Oui, le sens de cette somme infinie se trouve au fond dans son inachèvement de principe, dans son inachevabilité… Il vérifie lui-même «ce fait étrange que tout ‘ce pour quoi il vaut la peine de vivre’ deviendrait quelque chose d’irréel, sinon d’absurde, sitôt qu’on chercherait à s’y absorber entièrement (…)» ; et ce que l’éditeur Rowohlt Verlag a pu déplorer en son temps – publier un livre impossible et boudé du public – est précisément ce que recherche aujourd’hui la nouvelle traduction française du même ouvrage.
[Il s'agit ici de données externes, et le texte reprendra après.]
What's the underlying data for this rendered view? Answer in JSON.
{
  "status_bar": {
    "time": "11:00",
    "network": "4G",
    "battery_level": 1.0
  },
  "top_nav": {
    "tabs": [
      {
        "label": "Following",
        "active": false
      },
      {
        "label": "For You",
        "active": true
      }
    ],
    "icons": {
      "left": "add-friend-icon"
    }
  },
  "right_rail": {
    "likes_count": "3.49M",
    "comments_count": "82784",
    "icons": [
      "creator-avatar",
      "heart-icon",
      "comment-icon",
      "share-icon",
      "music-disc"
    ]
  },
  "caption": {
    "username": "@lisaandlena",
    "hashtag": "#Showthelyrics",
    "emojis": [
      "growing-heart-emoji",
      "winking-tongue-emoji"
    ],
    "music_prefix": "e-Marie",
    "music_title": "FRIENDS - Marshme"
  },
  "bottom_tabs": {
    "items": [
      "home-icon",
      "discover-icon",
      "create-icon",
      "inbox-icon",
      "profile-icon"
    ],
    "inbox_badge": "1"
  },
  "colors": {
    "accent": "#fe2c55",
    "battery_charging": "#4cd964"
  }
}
Au contraire d’une première édition partant du principe que «le roman n’était inachevé que par accident – la mort de son auteur – et qu’il était par conséquent possible de lui donner une fin et de se faire une idée du plan que Musil aurait lui-même suivi» [5], la nouveauté de la démarche réside dans sa fidélité à l’essence de l’HSQ. Elle cherche à restituer : «une œuvre ouverte, où, à partir d’un certain moment, il n’était plus concevable, ni même souhaitable, en profondeur, d’imposer une forme rigide, d’écarter telle variante au profit de telle autre» [6].

Exhumation de fragments et variantes jusque là apocryphes qui n’est pas sans rappeler la conception d’un autre fameux Livre… De fait, le LSQ est lui aussi, à l’image de la création qu’il décrit, un livre de tous les possibles : «nous devons découvrir en nous-mêmes la solution qu’il nous propose».
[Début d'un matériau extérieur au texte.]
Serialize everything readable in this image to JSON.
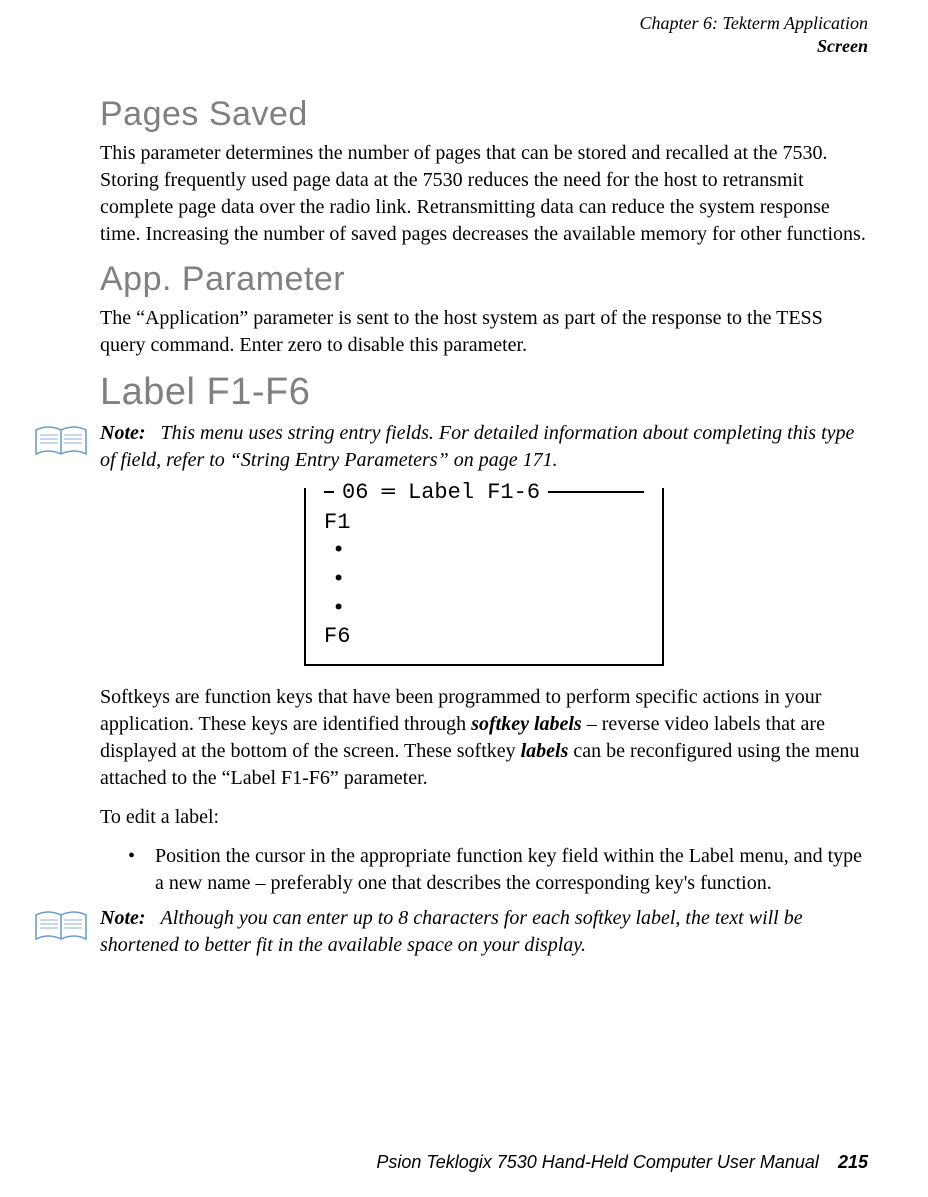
{
  "header": {
    "chapter": "Chapter 6: Tekterm Application",
    "screen": "Screen"
  },
  "sections": {
    "pages_saved": {
      "heading": "Pages Saved",
      "body": "This parameter determines the number of pages that can be stored and recalled at the 7530. Storing frequently used page data at the 7530 reduces the need for the host to retransmit complete page data over the radio link. Retransmitting data can reduce the system response time. Increasing the number of saved pages decreases the available memory for other functions."
    },
    "app_parameter": {
      "heading": "App. Parameter",
      "body": "The “Application” parameter is sent to the host system as part of the response to the TESS query command. Enter zero to disable this parameter."
    },
    "label_f1f6": {
      "heading": "Label F1-F6",
      "note1_label": "Note:",
      "note1_text": "This menu uses string entry fields. For detailed information about completing this type of field, refer to “String Entry Parameters” on page 171.",
      "diagram": {
        "legend_prefix": "06",
        "legend_title": "Label F1-6",
        "line1": "F1",
        "line2": "•",
        "line3": "•",
        "line4": "•",
        "line5": "F6"
      },
      "body1_part1": "Softkeys are function keys that have been programmed to perform specific actions in your application. These keys are identified through ",
      "body1_term1": "softkey labels",
      "body1_part2": " – reverse video labels that are displayed at the bottom of the screen. These softkey ",
      "body1_term2": "labels",
      "body1_part3": " can be reconfigured using the menu attached to the “Label F1-F6” parameter.",
      "body2": "To edit a label:",
      "bullet1": "Position the cursor in the appropriate function key field within the Label menu, and type a new name – preferably one that describes the corresponding key's function.",
      "note2_label": "Note:",
      "note2_text": "Although you can enter up to 8 characters for each softkey label, the text will be shortened to better fit in the available space on your display."
    }
  },
  "footer": {
    "text": "Psion Teklogix 7530 Hand-Held Computer User Manual",
    "page_number": "215"
  }
}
L’HSQ : on croirait à en lire le titre que c’est seulement «ni avec», mais c’est aussi «ni sans».


[1] Ce qui correspondrait d’ailleurs au vœu même de Musil, cité par Béatrice Commengé, Le matricule des anges, janvier 2005, n° 59 : http://www.lmda.net/din/tit_lmda.php?Id=20874

[2] Thomas d’Aquin.

[3] «Les abréviations correspondant si bien à ce siècle dernier», Septembresans, «L’homme sans», sur Zazieweb, le 11 juillet 2005 : http://www.zazieweb.fr/site/lecture.php?numLivre=11711&numCommentaireParent=19187&readonly=true

[4] R. Musil, texte de présentation, 1938.

[5] Jean Blain, « Une nouvelle version de Musil », Lire, novembre 2004,

http://www.lire.fr/critique.asp/idC=47552/idR=218/idG=4

[6] Ph. Jacottet, postace du traducteur.